The core of the theory is that the November 3 election was actually won by Trump, and then was stolen from him by fraud and other forms of manipulation in a handful of key states. (The victory part of this narrative is based on the reality that, in the early hours after the voting ended, Trump appeared to hold a lead in a number of key states. That lead, of course, was lost as the counting continued to its actual conclusion.)
The reinstatement part of the theory simply assumes that, when some substantive event occurs this summer, such as the discovery of clear evidence of fraud (perhaps by auditing of the ballots in several states in the manner now being pursued by a wholly extra-legal method in Arizona), the victory will become clear and Trump would then become President.
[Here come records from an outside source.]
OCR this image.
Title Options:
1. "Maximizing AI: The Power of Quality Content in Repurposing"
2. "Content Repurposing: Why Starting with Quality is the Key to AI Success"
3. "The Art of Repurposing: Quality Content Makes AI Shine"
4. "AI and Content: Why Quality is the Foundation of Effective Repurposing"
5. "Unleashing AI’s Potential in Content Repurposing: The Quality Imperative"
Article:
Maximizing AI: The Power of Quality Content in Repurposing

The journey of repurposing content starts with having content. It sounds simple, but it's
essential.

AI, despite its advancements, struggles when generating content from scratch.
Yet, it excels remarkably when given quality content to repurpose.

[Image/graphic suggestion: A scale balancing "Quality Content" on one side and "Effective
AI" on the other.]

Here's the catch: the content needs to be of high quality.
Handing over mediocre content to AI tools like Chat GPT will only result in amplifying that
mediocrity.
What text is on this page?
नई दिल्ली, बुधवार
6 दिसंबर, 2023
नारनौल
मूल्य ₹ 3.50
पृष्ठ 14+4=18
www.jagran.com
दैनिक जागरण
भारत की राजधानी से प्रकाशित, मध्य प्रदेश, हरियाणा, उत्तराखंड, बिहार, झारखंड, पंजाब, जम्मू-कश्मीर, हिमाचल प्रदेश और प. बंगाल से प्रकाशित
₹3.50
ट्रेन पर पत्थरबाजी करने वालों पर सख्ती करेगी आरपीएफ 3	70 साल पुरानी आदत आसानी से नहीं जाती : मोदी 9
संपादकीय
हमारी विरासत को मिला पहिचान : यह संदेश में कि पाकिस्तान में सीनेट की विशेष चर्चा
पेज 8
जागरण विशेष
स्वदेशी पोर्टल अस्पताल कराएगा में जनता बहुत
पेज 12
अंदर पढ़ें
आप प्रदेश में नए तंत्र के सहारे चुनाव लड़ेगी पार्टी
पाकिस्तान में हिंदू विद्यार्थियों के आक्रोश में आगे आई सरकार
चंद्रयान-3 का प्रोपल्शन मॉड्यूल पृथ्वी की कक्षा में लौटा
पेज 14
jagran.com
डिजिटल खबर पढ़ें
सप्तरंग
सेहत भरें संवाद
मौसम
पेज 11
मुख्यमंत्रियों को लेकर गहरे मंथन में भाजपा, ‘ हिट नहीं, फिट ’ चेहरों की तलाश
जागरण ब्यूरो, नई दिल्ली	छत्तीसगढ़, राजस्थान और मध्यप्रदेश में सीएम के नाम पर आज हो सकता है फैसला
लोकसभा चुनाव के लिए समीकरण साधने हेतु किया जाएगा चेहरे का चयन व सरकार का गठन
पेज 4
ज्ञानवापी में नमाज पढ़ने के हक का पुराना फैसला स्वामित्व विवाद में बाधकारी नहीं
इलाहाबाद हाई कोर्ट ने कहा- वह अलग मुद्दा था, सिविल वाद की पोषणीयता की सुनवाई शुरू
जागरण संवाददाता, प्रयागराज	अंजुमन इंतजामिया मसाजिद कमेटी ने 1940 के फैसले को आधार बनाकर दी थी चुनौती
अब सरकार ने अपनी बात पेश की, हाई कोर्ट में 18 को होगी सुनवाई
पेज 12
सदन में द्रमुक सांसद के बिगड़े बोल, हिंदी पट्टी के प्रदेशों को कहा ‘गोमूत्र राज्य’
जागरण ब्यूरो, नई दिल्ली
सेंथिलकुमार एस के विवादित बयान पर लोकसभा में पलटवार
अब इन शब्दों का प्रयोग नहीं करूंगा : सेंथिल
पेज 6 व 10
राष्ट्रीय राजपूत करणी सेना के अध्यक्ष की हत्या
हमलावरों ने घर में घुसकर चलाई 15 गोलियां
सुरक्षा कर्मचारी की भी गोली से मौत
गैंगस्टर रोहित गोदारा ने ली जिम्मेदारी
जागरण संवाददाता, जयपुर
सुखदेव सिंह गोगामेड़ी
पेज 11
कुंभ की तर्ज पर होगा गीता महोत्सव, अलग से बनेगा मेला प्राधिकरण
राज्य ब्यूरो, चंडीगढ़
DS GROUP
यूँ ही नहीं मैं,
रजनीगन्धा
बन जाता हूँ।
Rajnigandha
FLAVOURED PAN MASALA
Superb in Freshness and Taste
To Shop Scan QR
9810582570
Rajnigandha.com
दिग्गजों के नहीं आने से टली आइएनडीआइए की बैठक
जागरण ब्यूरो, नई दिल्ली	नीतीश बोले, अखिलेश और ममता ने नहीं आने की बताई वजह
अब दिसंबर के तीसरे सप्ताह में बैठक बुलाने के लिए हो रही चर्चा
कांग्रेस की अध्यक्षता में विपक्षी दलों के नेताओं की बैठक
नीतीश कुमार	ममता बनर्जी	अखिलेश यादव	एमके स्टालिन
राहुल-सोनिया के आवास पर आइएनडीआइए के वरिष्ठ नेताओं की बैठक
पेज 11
However passionately Trump and many Republicans may wish to believe the contrary, Biden attained the office by constitutionally legitimate means. Here’s how: (1) the people voted on November 3 and they chose presidential electors pledged to Biden in sufficient numbers to give him the constitutional minimum – at least 270 electoral votes; (2) electors met in December in all 50 states and they officially cast 306 votes for Biden and 232 for Trump, using the power of choice that the Constitution gives solely to them; (3) all of the states followed existing legal requirements for formally reporting their electoral vote totals to Congress, and (4) a joint session of Congress, although temporarily interrupted by the insurrection, on January 6 counted the electoral votes assuring Biden of election; (5) Biden took the formal oath of office on January 20 shortly after noon and, at that very moment, Trump’s presidential term ended automatically, as a constitutional fact.
After the election was over, federal officials monitoring election integrity proclaimed the 2020 presidential balloting the soundest in history.
Biden, as the sitting president, could vacate the office in keeping with the Constitution in one of these ways: he could voluntarily resign, he could be impeached and removed involuntarily from office, he could become incapacitated at least temporarily and be replaced for a time by Vice President Kamala Harris, or he could die in office. There is no other means within the Constitution.
It appears to be part of the theory, for some Trump followers, that the Supreme Court with its conservative majority (including three Trump nominees) would ultimately declare him the winner of the 2020 balloting.
This is as thin a part of the theory as any other part of it: there simply is no way for Trump and his followers to prepare a lawsuit – to be filed directly in the Supreme Court or to begin in lower federal or state courts and work its way up to the Supreme Court – that would have any chance of succeeding.
We can believe that there is no such way, because more than 60 lawsuits were filed by Trump or sympathizers after the election, and ultimately collapsed without a definitive result. The Supreme Court, dealing with the most ambitious of those lawsuits, simply found no basis for it even to be filed. However clever or creative a legal team might be, a viable lawsuit to end the Biden presidency and make Trump president again probably does not exist.
There is a naïve belief, among some Americans, that anyone with a legal grievance has a right to “take it all the way to the Supreme Court.” That, too, is mostly a myth; the Constitution makes clear that the only authority the federal courts, including the Supreme Court, have is to decide a real live lawsuit, made up of a legitimate and presently existing legal grievance. The Trump rallying cry, “Stop the Steal!”, does not qualify.
If there is no constitutional means to reinstate Trump, then the nation might be faced with the stark reality that it could happen only by a coup d’etat in a fashion typical of some banana republic – or, perhaps, in an imitation of what was attempted by the violent assault on the Capitol on January 6.
A senior official of the Department of Homeland Security told a secret congressional hearing last month (as reported by the Politico news organization) that the Department was not aware at that time of any specific, credible threats of violence linked to the reinstatement theory. But, he reportedly added, officials were definitely concerned about the continued circulation of the stolen-election narrative.
Almost daily, television news broadcasts bring new films showing just how that narrative actually did ignite an insurrection.